The formation of Ismaili Volunteer Corps in Hunz, Gilgit and Ghizar , in my opinion, immortalized the institution of volunteerism by providing it the organizational structure hitherto unknown. One of the first such groups to be formed in Hunza Valley was the Ismaili Volunteer Corps, Gulmit.
The need for establishing the volunteer corps emerged in 1960 because His Highness the Aga Khan IV, Shah Karim Al – Hussaini, Imam of the Shia Ismaili Muslims, was visiting the region. The volunteer corps were formed to coordinate and manage the preparations for the visit. It was a historic visit because never before had any Ismaili Imam visited the region.
The Ismailis of Hunza, Ghizar and Gilgit traditionally celebrate the first visit of their Imam to the region by holding festivals across the region from October 20 to October 26.
A recent ceremony held in this connection at Gulmit, the head quarter of Gojal Tehsil, was dedicated to the pioneers of Ismaili volunteer Corps. Speakers paid glowing tributes to the men and women who sacrificed physically and materially for common well being and established a strong social institution that has played an important in regional progress.
Many of the founding members are not alive today but their services were remembered with reverence and tokens of appreciation were awarded to their family members. Former office bearers of the Ismaili Volunteer Corps Gulmit were also presented with certificates as a token of appreciation.
For the Ismaili Muslims volunteerism is more than community participation and collective progress.
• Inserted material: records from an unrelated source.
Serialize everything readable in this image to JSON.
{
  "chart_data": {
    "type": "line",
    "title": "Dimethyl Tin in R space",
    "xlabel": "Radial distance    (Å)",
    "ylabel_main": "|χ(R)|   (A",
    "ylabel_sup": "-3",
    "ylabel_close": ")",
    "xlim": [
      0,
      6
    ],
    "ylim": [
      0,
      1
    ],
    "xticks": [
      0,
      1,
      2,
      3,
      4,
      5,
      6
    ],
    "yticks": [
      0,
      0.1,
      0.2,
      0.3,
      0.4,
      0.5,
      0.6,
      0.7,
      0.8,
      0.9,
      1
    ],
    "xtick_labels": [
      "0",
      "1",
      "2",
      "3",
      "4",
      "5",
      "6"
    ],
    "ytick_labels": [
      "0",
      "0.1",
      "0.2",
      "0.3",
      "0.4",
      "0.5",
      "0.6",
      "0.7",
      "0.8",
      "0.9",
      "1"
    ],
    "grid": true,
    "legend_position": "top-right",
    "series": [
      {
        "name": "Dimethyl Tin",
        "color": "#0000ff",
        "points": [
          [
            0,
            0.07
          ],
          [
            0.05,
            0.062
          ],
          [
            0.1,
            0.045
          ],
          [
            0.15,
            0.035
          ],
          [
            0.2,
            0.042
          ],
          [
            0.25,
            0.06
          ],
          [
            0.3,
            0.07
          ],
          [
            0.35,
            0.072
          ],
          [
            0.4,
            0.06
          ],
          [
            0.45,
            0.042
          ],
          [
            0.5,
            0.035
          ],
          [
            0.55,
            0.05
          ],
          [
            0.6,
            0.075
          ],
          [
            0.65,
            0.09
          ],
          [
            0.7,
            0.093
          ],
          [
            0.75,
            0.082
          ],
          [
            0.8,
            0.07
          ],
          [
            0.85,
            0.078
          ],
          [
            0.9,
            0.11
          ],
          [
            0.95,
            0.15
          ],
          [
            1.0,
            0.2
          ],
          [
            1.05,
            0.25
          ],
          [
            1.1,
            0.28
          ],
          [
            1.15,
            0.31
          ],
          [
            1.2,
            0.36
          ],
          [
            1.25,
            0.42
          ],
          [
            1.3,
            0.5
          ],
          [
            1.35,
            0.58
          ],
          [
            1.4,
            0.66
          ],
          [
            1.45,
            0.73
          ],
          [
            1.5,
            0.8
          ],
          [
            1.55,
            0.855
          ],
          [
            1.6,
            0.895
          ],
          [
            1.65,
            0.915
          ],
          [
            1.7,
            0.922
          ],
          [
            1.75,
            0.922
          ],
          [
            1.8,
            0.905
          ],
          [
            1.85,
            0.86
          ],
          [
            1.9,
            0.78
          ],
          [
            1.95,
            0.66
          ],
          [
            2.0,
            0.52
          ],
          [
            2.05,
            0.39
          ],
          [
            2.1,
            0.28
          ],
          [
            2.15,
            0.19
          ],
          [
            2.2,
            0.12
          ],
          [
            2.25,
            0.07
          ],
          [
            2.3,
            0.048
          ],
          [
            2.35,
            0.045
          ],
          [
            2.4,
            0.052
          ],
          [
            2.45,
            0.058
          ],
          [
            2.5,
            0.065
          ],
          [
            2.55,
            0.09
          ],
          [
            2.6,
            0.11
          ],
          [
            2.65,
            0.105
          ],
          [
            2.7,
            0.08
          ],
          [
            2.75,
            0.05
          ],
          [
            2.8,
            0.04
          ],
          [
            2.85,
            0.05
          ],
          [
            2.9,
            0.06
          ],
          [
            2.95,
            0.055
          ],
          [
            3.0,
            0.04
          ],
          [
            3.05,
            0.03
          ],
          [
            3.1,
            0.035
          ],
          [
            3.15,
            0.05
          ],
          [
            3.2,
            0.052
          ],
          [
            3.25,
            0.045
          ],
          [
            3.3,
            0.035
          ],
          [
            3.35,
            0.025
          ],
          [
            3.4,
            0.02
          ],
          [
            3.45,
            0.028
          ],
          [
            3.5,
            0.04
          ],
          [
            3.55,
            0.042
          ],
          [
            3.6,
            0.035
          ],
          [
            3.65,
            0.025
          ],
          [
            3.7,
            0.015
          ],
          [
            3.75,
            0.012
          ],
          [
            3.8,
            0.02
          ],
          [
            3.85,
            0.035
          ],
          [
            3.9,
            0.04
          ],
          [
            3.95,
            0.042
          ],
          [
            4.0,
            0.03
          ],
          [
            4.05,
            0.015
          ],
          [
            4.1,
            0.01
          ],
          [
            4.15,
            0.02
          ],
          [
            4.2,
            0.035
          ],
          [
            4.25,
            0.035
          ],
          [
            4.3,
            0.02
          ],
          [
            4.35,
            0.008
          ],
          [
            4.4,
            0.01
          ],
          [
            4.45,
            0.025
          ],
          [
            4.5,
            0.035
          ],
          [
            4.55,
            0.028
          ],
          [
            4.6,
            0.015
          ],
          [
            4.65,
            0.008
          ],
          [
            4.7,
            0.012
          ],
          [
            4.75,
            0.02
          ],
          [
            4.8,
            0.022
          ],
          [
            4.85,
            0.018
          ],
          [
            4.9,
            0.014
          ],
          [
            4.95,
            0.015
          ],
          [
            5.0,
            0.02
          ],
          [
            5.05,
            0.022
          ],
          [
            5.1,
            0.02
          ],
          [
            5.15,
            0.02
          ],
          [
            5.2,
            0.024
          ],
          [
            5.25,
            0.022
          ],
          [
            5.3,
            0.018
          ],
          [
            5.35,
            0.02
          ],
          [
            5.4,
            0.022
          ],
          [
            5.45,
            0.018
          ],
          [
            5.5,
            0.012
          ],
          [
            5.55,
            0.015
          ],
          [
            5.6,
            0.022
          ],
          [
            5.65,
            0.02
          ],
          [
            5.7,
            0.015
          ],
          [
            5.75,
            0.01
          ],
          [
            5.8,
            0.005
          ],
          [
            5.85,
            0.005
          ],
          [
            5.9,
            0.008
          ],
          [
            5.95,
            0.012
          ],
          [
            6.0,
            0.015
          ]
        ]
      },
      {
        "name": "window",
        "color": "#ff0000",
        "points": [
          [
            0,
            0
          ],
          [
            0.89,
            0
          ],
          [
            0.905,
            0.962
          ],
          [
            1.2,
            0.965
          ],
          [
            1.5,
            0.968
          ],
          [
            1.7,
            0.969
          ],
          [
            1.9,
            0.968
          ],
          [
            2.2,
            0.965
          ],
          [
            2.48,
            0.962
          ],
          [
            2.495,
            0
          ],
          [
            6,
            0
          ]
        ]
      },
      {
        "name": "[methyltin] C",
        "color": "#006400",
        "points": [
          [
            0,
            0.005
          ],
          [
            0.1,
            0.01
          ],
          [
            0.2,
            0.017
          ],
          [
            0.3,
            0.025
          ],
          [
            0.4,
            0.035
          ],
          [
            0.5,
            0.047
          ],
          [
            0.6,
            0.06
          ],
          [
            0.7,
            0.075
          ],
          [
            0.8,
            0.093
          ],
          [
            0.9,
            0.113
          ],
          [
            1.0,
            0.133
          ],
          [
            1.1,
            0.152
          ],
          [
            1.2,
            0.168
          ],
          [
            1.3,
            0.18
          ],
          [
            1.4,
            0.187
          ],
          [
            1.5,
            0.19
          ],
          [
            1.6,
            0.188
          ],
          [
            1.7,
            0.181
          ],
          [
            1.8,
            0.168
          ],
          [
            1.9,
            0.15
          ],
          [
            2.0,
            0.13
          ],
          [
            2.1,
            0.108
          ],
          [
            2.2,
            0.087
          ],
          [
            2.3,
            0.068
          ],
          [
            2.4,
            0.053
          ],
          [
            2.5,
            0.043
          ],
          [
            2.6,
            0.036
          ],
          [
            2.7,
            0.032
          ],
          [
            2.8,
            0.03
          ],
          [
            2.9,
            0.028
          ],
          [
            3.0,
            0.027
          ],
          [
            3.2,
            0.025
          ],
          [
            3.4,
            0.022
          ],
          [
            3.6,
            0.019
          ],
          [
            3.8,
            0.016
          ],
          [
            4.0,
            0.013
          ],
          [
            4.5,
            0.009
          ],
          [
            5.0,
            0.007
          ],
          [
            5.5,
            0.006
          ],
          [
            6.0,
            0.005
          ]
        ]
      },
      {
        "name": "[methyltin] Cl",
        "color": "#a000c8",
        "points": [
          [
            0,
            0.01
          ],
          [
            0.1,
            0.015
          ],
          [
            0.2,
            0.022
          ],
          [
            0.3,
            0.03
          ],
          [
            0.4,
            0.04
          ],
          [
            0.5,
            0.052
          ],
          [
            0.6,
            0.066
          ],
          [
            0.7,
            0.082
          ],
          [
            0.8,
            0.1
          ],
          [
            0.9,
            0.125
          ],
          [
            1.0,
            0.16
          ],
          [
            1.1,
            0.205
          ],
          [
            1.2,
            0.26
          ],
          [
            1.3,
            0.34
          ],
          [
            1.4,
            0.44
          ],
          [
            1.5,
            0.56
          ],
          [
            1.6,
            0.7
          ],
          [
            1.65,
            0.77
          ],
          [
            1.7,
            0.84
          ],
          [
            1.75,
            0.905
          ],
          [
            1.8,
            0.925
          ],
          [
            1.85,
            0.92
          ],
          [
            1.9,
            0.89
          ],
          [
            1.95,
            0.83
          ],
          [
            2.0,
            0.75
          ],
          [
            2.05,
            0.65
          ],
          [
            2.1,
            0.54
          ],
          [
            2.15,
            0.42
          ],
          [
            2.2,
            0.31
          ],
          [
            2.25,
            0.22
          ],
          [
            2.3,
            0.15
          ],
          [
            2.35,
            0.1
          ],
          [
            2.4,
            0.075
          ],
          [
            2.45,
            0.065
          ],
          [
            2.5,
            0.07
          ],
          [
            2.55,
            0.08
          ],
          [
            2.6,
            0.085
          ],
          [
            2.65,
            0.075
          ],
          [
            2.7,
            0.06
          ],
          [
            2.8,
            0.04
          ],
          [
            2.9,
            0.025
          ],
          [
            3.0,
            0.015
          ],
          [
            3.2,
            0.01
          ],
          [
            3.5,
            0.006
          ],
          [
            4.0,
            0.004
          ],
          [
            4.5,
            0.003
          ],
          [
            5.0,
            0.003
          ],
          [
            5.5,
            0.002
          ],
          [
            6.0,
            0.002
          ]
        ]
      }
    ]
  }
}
It is an element of their faith.
Princess Zahra, daughter of His Highness the Aga Khan, in an address at the International Association for Volunteer Efforts (IAVE), 1998, explained volunteerism as means for actualization of the Islamic ethics of ” inclusiveness, of compassion, of sharing, of the respect for life, and of personal responsibility for sustaining a healthy physical, social and cultural environment.”
In her address Princess Zahra also counted “generosity of material resources, of time, of thought and knowledge” as fundamental aspects of the Islamic concept of volunteerism.
Princess Zahra had further said that appreciating and acknowledging volunteery services increases the level of efficiency and satisfaction obtained from work. “When volunteers are taken seriously,” said Princess Zahra, “the quality of their contribution and their own sense of satisfaction literally soar.”
In this scenario the appreciation ceremony provided an opportunity to the people to thank and praise the volunteers for a job well done and a life well spent.